Miss Branzell, Mr. Whitehill and Mr. Bohnen also deserved the tributes of the audience. Apart from the performances of these artists and Mme. Kappel, the evening afforded little that it is agreeable to recall. With the exception of the new setting for the second act (partially composed of drops from "Pélleas et Mélisande"?), the production was that with whose discouraging defects of staging we are well acquainted. There remains to mention Mr. Kirchhoff's Tristan and Mr. Bodanzky's cuts in the score.

Mr. Kirchhoff may be briefly dismissed. Vocally, his Tristan bears comparison to others that we know, especially in the second act - though, regardless of the fact that Mr. Kirchhoff pays some attention to pitch, his singing is hardly distinguished by musical beauty.
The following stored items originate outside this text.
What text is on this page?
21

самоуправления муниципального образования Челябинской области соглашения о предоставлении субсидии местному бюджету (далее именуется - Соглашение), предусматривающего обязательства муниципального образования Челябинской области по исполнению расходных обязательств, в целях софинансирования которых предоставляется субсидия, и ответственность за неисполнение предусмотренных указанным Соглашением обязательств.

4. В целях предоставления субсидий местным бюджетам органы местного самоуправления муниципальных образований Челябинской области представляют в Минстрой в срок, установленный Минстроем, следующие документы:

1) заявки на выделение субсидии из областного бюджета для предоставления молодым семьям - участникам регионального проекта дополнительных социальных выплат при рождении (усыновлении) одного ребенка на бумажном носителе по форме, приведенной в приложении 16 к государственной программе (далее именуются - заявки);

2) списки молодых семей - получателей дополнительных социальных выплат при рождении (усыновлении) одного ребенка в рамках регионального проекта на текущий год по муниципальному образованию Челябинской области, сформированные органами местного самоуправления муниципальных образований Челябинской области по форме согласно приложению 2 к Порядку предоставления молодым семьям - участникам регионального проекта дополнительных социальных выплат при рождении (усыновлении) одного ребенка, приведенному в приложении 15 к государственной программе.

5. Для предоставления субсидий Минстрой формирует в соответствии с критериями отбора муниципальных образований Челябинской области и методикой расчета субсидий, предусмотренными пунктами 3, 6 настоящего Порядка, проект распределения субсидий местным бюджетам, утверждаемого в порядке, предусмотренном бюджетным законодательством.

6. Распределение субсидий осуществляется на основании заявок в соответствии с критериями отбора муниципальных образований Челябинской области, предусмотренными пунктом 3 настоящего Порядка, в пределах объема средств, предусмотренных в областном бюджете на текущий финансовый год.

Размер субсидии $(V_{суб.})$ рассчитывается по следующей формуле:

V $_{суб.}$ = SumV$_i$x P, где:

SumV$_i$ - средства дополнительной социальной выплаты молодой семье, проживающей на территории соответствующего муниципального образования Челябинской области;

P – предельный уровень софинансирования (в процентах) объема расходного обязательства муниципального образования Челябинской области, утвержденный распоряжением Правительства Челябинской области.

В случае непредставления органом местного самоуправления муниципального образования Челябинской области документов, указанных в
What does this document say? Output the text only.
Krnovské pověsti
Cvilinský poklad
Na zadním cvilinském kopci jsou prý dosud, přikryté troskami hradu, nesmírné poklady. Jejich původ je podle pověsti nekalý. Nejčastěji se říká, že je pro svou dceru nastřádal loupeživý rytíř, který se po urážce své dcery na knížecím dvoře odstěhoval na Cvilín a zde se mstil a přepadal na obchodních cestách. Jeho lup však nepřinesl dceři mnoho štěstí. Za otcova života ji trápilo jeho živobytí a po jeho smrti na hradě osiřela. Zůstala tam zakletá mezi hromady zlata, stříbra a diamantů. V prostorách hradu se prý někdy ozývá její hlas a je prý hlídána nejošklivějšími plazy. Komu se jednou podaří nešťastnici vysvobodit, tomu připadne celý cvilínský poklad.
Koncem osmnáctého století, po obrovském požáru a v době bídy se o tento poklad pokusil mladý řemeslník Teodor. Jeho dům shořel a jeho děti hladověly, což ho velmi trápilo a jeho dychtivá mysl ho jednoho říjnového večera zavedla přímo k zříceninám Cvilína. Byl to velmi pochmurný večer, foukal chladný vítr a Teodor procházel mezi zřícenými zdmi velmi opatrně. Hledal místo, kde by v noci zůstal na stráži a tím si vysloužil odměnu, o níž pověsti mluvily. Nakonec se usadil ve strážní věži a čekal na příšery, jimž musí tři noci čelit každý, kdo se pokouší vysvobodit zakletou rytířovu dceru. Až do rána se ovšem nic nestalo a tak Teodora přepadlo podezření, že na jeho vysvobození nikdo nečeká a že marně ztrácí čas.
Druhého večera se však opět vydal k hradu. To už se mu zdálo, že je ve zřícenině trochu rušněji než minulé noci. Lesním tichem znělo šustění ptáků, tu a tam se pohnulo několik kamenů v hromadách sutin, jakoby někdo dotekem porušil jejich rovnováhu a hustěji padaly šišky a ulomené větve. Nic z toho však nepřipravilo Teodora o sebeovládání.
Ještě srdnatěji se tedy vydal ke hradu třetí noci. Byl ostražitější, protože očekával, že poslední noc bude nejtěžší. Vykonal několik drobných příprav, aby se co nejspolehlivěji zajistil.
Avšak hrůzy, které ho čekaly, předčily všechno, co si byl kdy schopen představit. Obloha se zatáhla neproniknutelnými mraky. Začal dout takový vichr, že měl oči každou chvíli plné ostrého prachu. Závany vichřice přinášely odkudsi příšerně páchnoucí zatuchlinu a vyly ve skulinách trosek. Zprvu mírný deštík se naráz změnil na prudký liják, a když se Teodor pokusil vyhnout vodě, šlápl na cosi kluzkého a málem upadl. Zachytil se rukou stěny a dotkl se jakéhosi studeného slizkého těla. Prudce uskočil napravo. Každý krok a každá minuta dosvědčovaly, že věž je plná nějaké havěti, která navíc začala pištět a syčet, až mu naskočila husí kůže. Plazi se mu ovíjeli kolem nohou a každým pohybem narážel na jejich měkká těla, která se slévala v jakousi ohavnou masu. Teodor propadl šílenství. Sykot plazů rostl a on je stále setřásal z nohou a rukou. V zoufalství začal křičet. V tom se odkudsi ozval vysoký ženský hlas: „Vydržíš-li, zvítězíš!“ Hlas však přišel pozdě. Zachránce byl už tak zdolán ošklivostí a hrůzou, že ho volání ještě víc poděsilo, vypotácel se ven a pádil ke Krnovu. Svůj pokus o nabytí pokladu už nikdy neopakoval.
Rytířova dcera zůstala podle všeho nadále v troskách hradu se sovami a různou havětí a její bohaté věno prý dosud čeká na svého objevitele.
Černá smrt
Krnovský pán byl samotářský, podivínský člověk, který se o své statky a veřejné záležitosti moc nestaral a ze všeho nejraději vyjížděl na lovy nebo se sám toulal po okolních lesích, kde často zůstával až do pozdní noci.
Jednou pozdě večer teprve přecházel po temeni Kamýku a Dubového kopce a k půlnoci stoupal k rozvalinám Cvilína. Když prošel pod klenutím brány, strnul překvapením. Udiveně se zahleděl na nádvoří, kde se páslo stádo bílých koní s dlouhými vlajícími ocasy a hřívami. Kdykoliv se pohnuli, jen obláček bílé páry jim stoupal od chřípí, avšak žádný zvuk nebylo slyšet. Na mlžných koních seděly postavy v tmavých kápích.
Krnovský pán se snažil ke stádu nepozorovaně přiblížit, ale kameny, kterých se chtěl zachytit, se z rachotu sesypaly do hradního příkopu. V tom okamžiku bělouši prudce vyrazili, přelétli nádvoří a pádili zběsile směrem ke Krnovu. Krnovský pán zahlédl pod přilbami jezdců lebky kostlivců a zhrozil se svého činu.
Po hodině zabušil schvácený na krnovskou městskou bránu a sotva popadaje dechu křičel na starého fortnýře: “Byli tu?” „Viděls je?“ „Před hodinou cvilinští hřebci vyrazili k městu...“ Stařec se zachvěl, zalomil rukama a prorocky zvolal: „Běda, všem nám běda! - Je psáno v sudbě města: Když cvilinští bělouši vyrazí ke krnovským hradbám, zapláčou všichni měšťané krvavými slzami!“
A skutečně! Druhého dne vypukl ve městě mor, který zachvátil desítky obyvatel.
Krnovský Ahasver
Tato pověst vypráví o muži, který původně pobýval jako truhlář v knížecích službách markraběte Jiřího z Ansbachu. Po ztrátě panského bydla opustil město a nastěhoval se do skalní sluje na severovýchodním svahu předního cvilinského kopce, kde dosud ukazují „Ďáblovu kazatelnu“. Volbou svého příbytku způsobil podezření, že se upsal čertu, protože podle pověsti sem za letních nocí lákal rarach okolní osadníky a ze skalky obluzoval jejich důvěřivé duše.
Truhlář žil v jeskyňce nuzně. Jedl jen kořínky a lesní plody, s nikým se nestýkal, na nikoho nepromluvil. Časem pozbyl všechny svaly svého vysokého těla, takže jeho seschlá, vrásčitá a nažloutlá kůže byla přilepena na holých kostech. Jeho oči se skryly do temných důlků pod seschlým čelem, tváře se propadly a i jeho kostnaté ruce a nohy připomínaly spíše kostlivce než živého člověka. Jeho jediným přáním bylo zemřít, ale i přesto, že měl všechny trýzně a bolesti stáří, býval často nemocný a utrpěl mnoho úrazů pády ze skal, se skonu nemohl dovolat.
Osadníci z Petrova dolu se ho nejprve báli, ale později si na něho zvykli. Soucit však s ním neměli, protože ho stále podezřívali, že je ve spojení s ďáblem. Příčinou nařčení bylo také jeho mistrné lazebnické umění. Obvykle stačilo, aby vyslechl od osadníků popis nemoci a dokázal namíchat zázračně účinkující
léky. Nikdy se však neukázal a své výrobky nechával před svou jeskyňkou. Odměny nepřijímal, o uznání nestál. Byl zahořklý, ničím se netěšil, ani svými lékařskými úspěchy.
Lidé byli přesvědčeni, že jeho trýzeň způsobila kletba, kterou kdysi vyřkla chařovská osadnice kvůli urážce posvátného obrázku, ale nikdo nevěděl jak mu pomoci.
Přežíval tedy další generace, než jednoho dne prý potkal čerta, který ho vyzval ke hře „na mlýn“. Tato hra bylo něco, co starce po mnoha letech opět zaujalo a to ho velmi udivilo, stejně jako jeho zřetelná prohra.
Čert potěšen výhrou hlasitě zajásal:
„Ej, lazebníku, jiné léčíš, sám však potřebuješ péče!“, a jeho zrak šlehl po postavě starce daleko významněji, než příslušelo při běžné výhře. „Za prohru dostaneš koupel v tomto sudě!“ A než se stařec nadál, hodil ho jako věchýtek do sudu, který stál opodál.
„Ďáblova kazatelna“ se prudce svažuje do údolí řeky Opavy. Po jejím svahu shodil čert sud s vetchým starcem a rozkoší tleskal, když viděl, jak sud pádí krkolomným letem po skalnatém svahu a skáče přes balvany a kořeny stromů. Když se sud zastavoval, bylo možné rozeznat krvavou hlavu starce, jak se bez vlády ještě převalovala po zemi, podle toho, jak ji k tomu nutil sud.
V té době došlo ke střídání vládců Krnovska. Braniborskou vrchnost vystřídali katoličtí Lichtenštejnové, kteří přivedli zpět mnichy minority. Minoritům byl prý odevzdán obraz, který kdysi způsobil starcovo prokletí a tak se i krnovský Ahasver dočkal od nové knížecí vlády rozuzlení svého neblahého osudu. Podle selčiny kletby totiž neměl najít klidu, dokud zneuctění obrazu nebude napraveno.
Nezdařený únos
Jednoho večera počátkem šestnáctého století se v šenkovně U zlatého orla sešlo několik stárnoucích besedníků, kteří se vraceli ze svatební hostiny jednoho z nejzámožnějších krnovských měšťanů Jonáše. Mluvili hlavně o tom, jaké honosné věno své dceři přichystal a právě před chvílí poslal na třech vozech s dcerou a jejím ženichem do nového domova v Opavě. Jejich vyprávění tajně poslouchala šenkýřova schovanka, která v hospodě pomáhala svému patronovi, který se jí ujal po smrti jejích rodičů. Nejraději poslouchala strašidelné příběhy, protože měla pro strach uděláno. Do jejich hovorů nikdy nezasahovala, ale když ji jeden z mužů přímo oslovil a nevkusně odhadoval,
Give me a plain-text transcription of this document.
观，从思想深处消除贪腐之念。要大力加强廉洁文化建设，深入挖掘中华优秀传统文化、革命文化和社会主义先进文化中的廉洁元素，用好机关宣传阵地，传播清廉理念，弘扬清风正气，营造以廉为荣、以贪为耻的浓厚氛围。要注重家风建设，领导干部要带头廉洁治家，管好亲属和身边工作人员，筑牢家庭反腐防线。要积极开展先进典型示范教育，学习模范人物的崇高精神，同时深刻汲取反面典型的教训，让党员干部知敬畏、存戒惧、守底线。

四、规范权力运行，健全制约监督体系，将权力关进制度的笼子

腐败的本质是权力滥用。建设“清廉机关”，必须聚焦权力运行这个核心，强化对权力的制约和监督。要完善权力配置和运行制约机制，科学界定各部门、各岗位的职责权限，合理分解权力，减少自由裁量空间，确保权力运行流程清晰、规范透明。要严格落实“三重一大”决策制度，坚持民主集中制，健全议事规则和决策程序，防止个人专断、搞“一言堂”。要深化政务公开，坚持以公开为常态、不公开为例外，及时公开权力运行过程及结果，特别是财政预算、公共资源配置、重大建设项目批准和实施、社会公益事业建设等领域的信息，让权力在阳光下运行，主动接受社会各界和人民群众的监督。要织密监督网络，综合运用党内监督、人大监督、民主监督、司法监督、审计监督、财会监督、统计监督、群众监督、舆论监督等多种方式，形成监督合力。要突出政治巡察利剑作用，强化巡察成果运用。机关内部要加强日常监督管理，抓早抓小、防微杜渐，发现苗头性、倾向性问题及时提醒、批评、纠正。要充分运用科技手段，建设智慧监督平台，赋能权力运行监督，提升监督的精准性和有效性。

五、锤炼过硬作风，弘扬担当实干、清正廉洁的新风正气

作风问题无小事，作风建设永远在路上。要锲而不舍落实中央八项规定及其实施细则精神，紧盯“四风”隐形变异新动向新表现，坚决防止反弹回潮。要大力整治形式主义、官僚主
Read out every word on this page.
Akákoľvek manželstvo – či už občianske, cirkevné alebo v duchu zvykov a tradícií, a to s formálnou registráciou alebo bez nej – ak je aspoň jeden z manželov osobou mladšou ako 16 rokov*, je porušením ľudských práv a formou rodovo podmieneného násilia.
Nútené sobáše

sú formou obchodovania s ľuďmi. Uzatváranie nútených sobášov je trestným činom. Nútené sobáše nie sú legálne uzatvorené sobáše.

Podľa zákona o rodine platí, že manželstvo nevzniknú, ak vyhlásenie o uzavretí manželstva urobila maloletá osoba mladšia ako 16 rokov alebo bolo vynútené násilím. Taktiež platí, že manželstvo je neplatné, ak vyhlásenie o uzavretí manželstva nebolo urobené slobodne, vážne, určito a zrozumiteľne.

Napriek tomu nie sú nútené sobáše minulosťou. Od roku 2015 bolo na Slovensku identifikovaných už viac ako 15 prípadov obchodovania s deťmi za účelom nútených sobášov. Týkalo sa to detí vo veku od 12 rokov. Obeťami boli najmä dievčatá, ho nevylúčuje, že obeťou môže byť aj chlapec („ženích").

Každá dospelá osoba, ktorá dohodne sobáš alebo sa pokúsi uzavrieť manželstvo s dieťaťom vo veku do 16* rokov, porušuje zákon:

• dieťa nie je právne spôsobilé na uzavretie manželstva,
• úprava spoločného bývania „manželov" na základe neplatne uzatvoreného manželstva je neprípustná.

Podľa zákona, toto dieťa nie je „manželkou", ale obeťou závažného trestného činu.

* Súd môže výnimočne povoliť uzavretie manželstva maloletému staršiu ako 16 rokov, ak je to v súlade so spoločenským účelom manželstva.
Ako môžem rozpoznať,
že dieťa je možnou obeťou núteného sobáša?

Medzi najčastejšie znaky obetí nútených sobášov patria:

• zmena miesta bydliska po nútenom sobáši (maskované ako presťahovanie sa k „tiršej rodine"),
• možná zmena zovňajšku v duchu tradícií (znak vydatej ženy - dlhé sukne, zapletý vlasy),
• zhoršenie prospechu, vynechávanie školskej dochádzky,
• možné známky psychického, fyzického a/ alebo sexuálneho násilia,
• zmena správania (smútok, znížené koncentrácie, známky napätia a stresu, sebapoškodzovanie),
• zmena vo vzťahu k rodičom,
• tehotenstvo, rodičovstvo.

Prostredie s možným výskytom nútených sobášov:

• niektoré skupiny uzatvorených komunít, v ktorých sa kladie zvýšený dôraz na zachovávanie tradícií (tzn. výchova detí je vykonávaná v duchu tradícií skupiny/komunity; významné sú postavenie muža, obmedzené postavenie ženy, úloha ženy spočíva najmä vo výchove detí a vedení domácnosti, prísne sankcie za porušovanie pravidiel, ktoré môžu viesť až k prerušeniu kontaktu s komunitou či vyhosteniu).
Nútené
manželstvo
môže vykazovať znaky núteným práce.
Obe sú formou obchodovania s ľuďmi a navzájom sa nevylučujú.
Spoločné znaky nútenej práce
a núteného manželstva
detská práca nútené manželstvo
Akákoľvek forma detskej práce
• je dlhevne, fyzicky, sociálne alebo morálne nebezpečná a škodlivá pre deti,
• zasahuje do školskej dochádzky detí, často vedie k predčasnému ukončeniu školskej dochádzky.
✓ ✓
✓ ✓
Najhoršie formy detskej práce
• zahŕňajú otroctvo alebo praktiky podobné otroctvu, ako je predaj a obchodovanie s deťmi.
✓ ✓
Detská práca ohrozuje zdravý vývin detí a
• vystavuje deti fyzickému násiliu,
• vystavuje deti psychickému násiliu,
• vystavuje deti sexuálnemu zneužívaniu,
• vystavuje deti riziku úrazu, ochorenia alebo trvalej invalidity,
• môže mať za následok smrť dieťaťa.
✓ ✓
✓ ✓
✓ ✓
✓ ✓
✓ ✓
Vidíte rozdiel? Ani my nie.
However, his embodiment of the dying Tristan contrives the ruin of the last act. It is impossible to look at Mr. Kirchhoff, to follow his fatuous pantomime and yet retain any sense of the pathos and tragedy of the scene. Under this circumstance it was almost possible for one to sympathize with the additional cuts made in the score this Brooklyn performance.

These cuts were extensive and included the Curse on Love. They deprived the last act of "Tristan" of an essential episode and constituted an unpardonable and indefensible violation of one of the supreme works human genius has bequeathed us. It is in the last act of "Tristan" that we find the greatest music in the score, and it was from the last act of "Tristan" that the Metropolitan, presenting the opera in Brooklyn, loped away an additional 15 or 20 minutes in order to confine the performance within the three and-one-half hours contracted for with the labor unions. To extend it beyond 11:30 would have entailed, we are told, a relatively slight additional expense. If this is actually the explanation of the circumstance, it would appear that the Metropolitan prefers economy to artistic honor and integrity.

Perhaps for the same reason Mr. Bodanzky indulged throughout the evening in tempi of conscienceless rapidity. His orchestra was of reduced numbers and played badly.